Among other products under clinical studies, CDR-134D123 (antihyperglycemic) has completed phase I single dose double blind studies in healthy volunteers, apart from developing protocols for phase I studies on compound 97/78 (antimalarial), as per GCP guidelines.
Regulatory toxicity studies were carried out on in house products and outside products, besides some basic and applied toxicity studies. CDRI products 99/411, 97/78, herbal medicament, CDR-267F018, CDR-134F194 were evaluated for generating their safety profiles. Industry sponsored products were evaluated under contract research.
Experimental studies carried out by CDRI comprise of hepatotoxic effects of isoniazid with special reference to oxidative stress and apoptosis using hepatoma cell line (Hep-G2), nephrotoxic effects of cisplatin, amphotericin B and gentamycin by using renal cortical slices, primary cell cultures and renal cell lines. And teratogenicity potential of cyclophosphamide and synthetic compounds were carried out by measuring biochemical changes in an in vitro system.
CDRI also carried out pharmacokinetic evaluations (PK) on three candidate drugs - 97/78 (antimalarial), S-002-853 (antidiabetic) and 99-373 (anti-osteoporotic). Multiple dose PK studies on compound 97/78 and its metabolite in rhesus monkeys revealed insignificant plasma accumulation. Further, metabolite stability and CYP profile suggest involvement of CYP3A4 in its metabolism. Tissue distribution profile of compound 99/373 and its two major metabolites in rat liver, lung, spleen and kidney has been established.
Its urinary excretion studies have revealed excretion of the compound and its metabolite in conjugated form. Plasma pharmacokinetic studies of antidiabetic compound S-002-853 are in progress. Active S-isomer of this compound showed good systemic exposure with long elimination half-life.

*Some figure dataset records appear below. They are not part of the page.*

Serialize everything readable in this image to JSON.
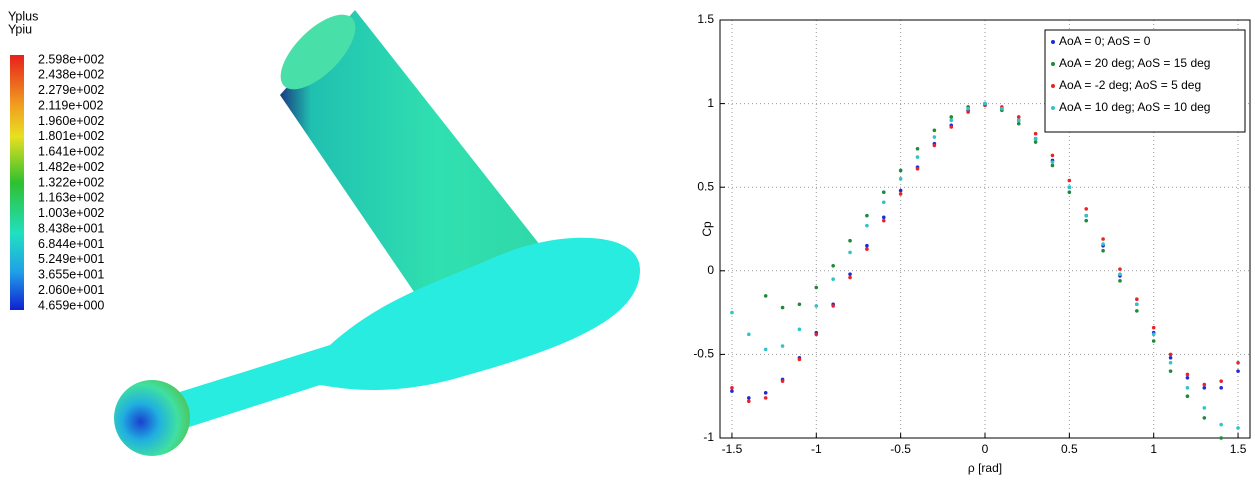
{
  "contour_legend": {
    "title": "Yplus",
    "subtitle": "Ypiu",
    "labels": [
      "2.598e+002",
      "2.438e+002",
      "2.279e+002",
      "2.119e+002",
      "1.960e+002",
      "1.801e+002",
      "1.641e+002",
      "1.482e+002",
      "1.322e+002",
      "1.163e+002",
      "1.003e+002",
      "8.438e+001",
      "6.844e+001",
      "5.249e+001",
      "3.655e+001",
      "2.060e+001",
      "4.659e+000"
    ]
  },
  "chart_data": {
    "type": "scatter",
    "x_label": "ρ [rad]",
    "y_label": "Cp",
    "xlim": [
      -1.5708,
      1.5708
    ],
    "ylim": [
      -1,
      1.5
    ],
    "xticks": [
      -1.5,
      -1,
      -0.5,
      0,
      0.5,
      1,
      1.5
    ],
    "yticks": [
      -1,
      -0.5,
      0,
      0.5,
      1,
      1.5
    ],
    "grid": true,
    "legend": "upper right",
    "x": [
      -1.5,
      -1.4,
      -1.3,
      -1.2,
      -1.1,
      -1.0,
      -0.9,
      -0.8,
      -0.7,
      -0.6,
      -0.5,
      -0.4,
      -0.3,
      -0.2,
      -0.1,
      0,
      0.1,
      0.2,
      0.3,
      0.4,
      0.5,
      0.6,
      0.7,
      0.8,
      0.9,
      1.0,
      1.1,
      1.2,
      1.3,
      1.4,
      1.5
    ],
    "series": [
      {
        "name": "AoA = 0; AoS = 0",
        "color": "#1f2bd6",
        "values": [
          -0.72,
          -0.76,
          -0.73,
          -0.65,
          -0.52,
          -0.37,
          -0.2,
          -0.02,
          0.15,
          0.32,
          0.48,
          0.62,
          0.76,
          0.87,
          0.96,
          1,
          0.97,
          0.9,
          0.79,
          0.66,
          0.5,
          0.33,
          0.15,
          -0.03,
          -0.2,
          -0.37,
          -0.52,
          -0.64,
          -0.7,
          -0.7,
          -0.6
        ]
      },
      {
        "name": "AoA = 20 deg; AoS = 15 deg",
        "color": "#1e8a3c",
        "values": [
          null,
          null,
          -0.15,
          -0.22,
          -0.2,
          -0.1,
          0.03,
          0.18,
          0.33,
          0.47,
          0.6,
          0.73,
          0.84,
          0.92,
          0.98,
          0.99,
          0.96,
          0.88,
          0.77,
          0.63,
          0.47,
          0.3,
          0.12,
          -0.06,
          -0.24,
          -0.42,
          -0.6,
          -0.75,
          -0.88,
          -1.0,
          null
        ]
      },
      {
        "name": "AoA = -2 deg; AoS = 5 deg",
        "color": "#e8242a",
        "values": [
          -0.7,
          -0.78,
          -0.76,
          -0.66,
          -0.53,
          -0.38,
          -0.21,
          -0.04,
          0.13,
          0.3,
          0.46,
          0.61,
          0.75,
          0.86,
          0.95,
          0.99,
          0.98,
          0.92,
          0.82,
          0.69,
          0.54,
          0.37,
          0.19,
          0.01,
          -0.17,
          -0.34,
          -0.5,
          -0.62,
          -0.68,
          -0.66,
          -0.55
        ]
      },
      {
        "name": "AoA = 10 deg; AoS = 10 deg",
        "color": "#2ec4c8",
        "values": [
          -0.25,
          -0.38,
          -0.47,
          -0.45,
          -0.35,
          -0.21,
          -0.05,
          0.11,
          0.27,
          0.41,
          0.55,
          0.68,
          0.8,
          0.9,
          0.97,
          1,
          0.97,
          0.9,
          0.79,
          0.65,
          0.5,
          0.33,
          0.16,
          -0.02,
          -0.2,
          -0.38,
          -0.55,
          -0.7,
          -0.82,
          -0.92,
          -0.94
        ]
      }
    ]
  }
}
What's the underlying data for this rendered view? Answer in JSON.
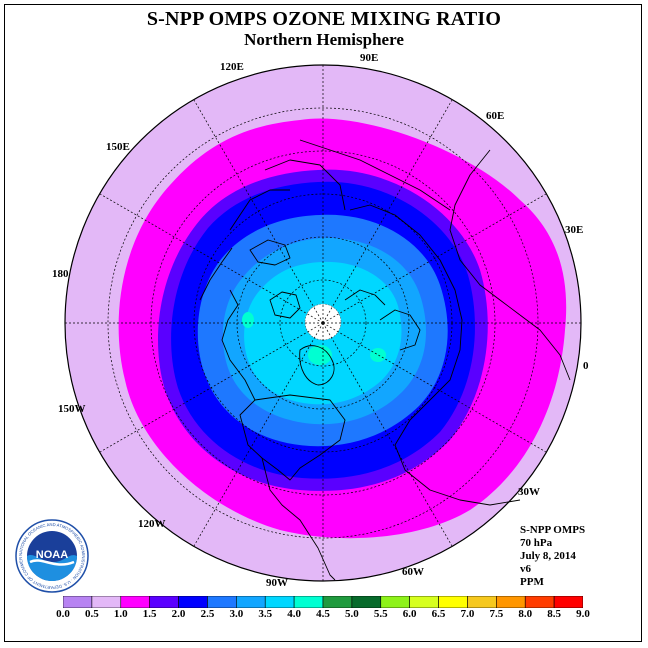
{
  "title": "S-NPP OMPS OZONE MIXING RATIO",
  "subtitle": "Northern Hemisphere",
  "longitude_labels": [
    "90E",
    "60E",
    "30E",
    "0",
    "30W",
    "60W",
    "90W",
    "120W",
    "150W",
    "180",
    "150E",
    "120E"
  ],
  "info": {
    "instrument": "S-NPP OMPS",
    "level": "70 hPa",
    "date": "July 8, 2014",
    "version": "v6",
    "units": "PPM"
  },
  "logo": {
    "text": "NOAA",
    "ring_text": "NATIONAL OCEANIC AND ATMOSPHERIC ADMINISTRATION · U.S. DEPARTMENT OF COMMERCE"
  },
  "colorbar": {
    "ticks": [
      "0.0",
      "0.5",
      "1.0",
      "1.5",
      "2.0",
      "2.5",
      "3.0",
      "3.5",
      "4.0",
      "4.5",
      "5.0",
      "5.5",
      "6.0",
      "6.5",
      "7.0",
      "7.5",
      "8.0",
      "8.5",
      "9.0"
    ],
    "colors": [
      "#b783f2",
      "#e3b8f7",
      "#ff00ff",
      "#5a00ff",
      "#0000ff",
      "#1e78ff",
      "#12a6ff",
      "#00d7ff",
      "#00ffd2",
      "#1f9a3e",
      "#076b2b",
      "#8ef21a",
      "#d7ff1e",
      "#ffff00",
      "#f6c81e",
      "#ff9600",
      "#ff3c00",
      "#ff0000",
      "#8f4f35"
    ]
  }
}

Efforts have been made to develop appropriate technologies - chemical, fermentation and pharmaceutical - for institute. Candidate drugs, sponsored products and several other products have been produced in required quantities in order to allow further studies. An improved process of simvastatin with lesser number of steps, which also allows reactant recovery and recycling, has been developed at bench scale. A 5-step improved process for the synthesis of sertraline hydrochloride developed at bench scale avoids the use of hazardous titanium tetrachloride.
CDRI is also engaged in quality control and stability studies on several candidate drugs, besides using HPLC methods for proper resolution of starting materials and for separation of chiral preparation. Efforts for the development of novel delivery systems have led to progress on several fronts: preparation of nanometer emulsion for albendazole, studies on new formulation of inhalable biodegradable microparticles containing antitubercular drugs and surfactant vesicles containing cyclosporin.
During the year, CDRI has collected and documented 21 new terrestrial plants and 12 new marine flora and fauna samples. The institute also prepared 1749 new synthetic molecules. The compounds and extracts were evaluated for various primary and follow up biological screenings under different disease oriented research programs.